DESCULPA MÃE, NÃO VOU FAZER CONCURSO PÚBLICO.

Eu gosto de criar, pensar e inovar. Não quero essa vida.

Quando eu estava para escolher o curso de jornalismo, meus colegas queriam fazer cursos como Administração, Medicina, EngenhariaDireito. Eu perguntava a eles o motivo da escolha, eles respondiam: “Meu pai acha que é um bom caminho.” E eu retrucava: “Mas é o que vocês pensam fazer para o resto da vida?”. As respostas eram das mais variadas possíveis, desde “Vou fazer o que ele quer só para ter garantia de um diploma e depois, quem sabe, fazer algo que realmente quero.”(oi?) e outros mais sinceros deixavam logo claro sua motivação dizendo: “Se quiser ganhar dinheiro tem que ser assim.”

Eu achava aquilo tão medíocre. Na verdade, achava o cúmulo da idiotice.

Porque os brasileiros decidiram que o governo é um bom patrão?

A geração dos nossos pais herdaram de nossos avós um medo constante pela falta de dinheiro. Nossos avós viveram uma certa instabilidade econômica e uma realidade de insegurança que acabou passando hereditariamente e nossos pais imprimiram na gente um fetiche pela estabilidade, o medo do patrão e o dinheiro.

Perceba o número de pessoas que nos últimos anos tentam desesperadamente entrar em um cargo público somente pela promessa de um paraíso estável, o modelo sem chefia irritante e a ditadura de uma carteira gorda. Isso denuncia como está descontroladamente insano nossa percepção de propósito e trabalho.

Não quero aqui defender que a vida longe dos cargos públicos é a única possibilidade de ser feliz e que não existe alguma possibilidade de sentir-se completo dentro de repartições públicas. O que quero mesmo é que pensemos na motivação toda deste frenesi e fizéssemos uma breve reflexão.

Se você, assim como eu, não consegue se ver em uma carreira construída em um ambiente como este, talvez encontre aqui razões para desistir dessa ideia enquanto há tempo.

Estabilidade não me ajuda a crescer

Eu sou movido pelas experiências inovadoras, gosto de desafios, prefiro a flexibilidade e a autonomia que posso adquirir longe de um trabalho atrás de uma mesa por anos e anos.

Além do mais, pouca gente sabe que você pode perder o cargo sim! Caso o Estado esteja com despesas muito altas você tem risco de ser dispensado de acordoo com o com o artigo 169 da Constituição.

Gosto de poder me desafiar a cada dia sem perder o espírito que me leva para outros horizontes. Gosto de pensar que eu cresço quando tenho que aprender coisas novas sempre. O ambiente por de trás de pilhas de papéis e uma mesa para chamar de sua não me satisfaz.

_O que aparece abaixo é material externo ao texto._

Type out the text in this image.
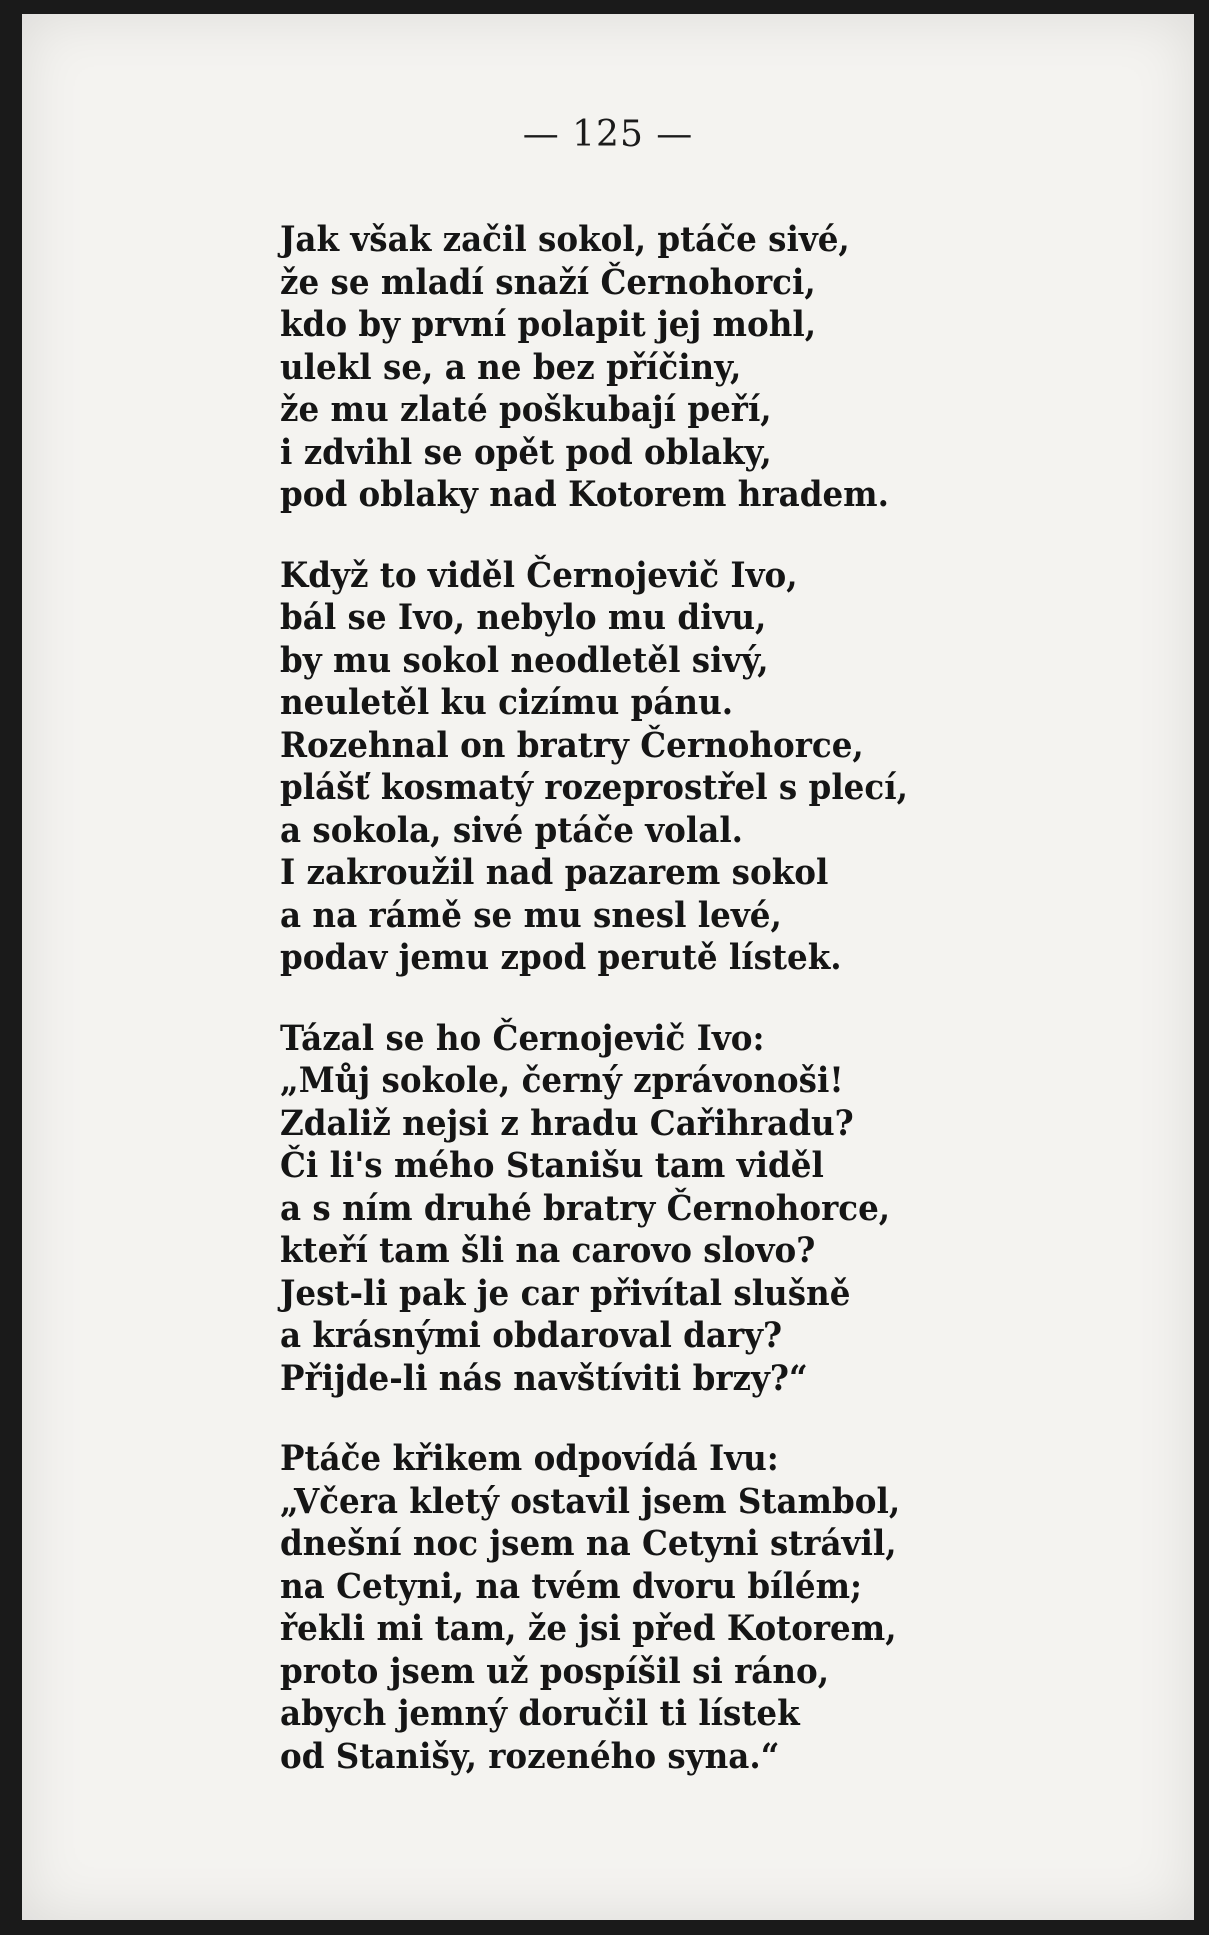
— 125 —
Jak však začil sokol, ptáče sivé,
že se mladí snaží Černohorci,
kdo by první polapit jej mohl,
ulekl se, a ne bez příčiny,
že mu zlaté poškubají peří,
i zdvihl se opět pod oblaky,
pod oblaky nad Kotorem hradem.
Když to viděl Černojevič Ivo,
bál se Ivo, nebylo mu divu,
by mu sokol neodletěl sivý,
neuletěl ku cizímu pánu.
Rozehnal on bratry Černohorce,
plášť kosmatý rozeprostřel s plecí,
a sokola, sivé ptáče volal.
I zakroužil nad pazarem sokol
a na rámě se mu snesl levé,
podav jemu zpod perutě lístek.
Tázal se ho Černojevič Ivo:
„Můj sokole, černý zprávonoši!
Zdaliž nejsi z hradu Cařihradu?
Či li's mého Stanišu tam viděl
a s ním druhé bratry Černohorce,
kteří tam šli na carovo slovo?
Jest-li pak je car přivítal slušně
a krásnými obdaroval dary?
Přijde-li nás navštíviti brzy?“
Ptáče křikem odpovídá Ivu:
„Včera kletý ostavil jsem Stambol,
dnešní noc jsem na Cetyni strávil,
na Cetyni, na tvém dvoru bílém;
řekli mi tam, že jsi před Kotorem,
proto jsem už pospíšil si ráno,
abych jemný doručil ti lístek
od Stanišy, rozeného syna.“
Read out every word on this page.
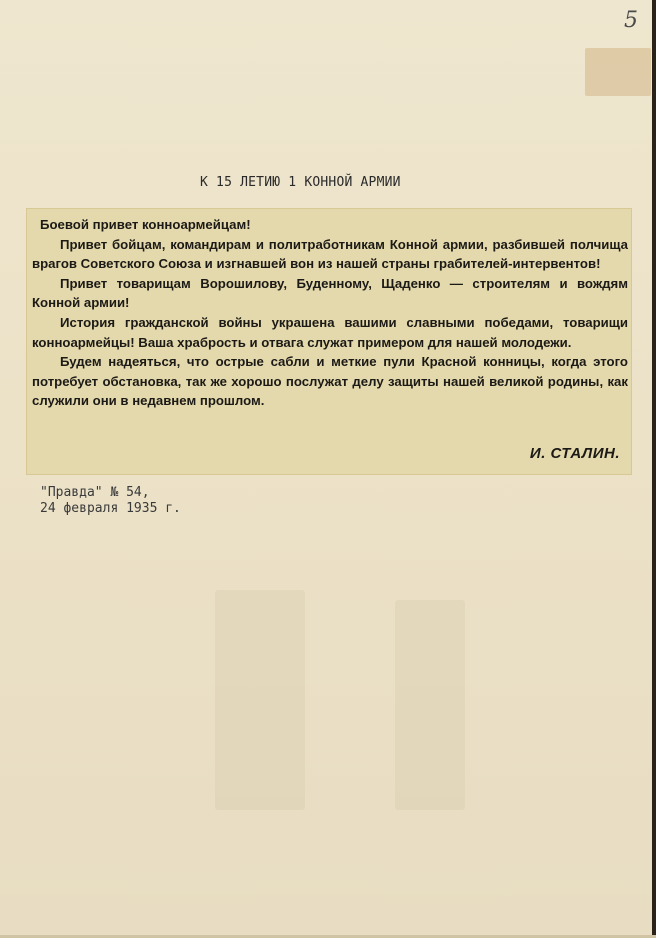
5
К 15 ЛЕТИЮ 1 КОННОЙ АРМИИ

Боевой привет конноармейцам!

Привет бойцам, командирам и политработникам Конной армии, разбившей полчища врагов Советского Союза и изгнавшей вон из нашей страны грабителей-интервентов!

Привет товарищам Ворошилову, Буденному, Щаденко — строителям и вождям Конной армии!

История гражданской войны украшена вашими славными победами, товарищи конноармейцы! Ваша храбрость и отвага служат примером для нашей молодежи.

Будем надеяться, что острые сабли и меткие пули Красной конницы, когда этого потребует обстановка, так же хорошо послужат делу защиты нашей великой родины, как служили они в недавнем прошлом.

И. СТАЛИН.
"Правда" № 54,
24 февраля 1935 г.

Quero explorar mais as possibilidades

Eu realmente gostaria de me encaixar nesse esquema, mas sei que se eu entrasse em um trabalho no funcionalismo público estaria fechando as minhas oportunidades de gritar ao velho modelo que é possível viver um lado B. Não acredito mais nesse modelo, e não queria ficar condenado eternamente a não me arriscar e se aventurar mais para ganhar novas experiências, conhecimentos e oportunidades de aprender e ensinar.

Burocracia não é minha praia

Eu não sou nada organizado, metódico, sistemático. Tenho pavor de uma vida assim. Não poder ajudar alguém porque tem barreiras que nos impedem é lamentável para mim. Não suportaria me limitar porque as burocracias não me permitem andar. Gosto de soluções mais práticas e imediatas. Gosto de poder descomplicar as coisas e ajudar mais o mundo a andar.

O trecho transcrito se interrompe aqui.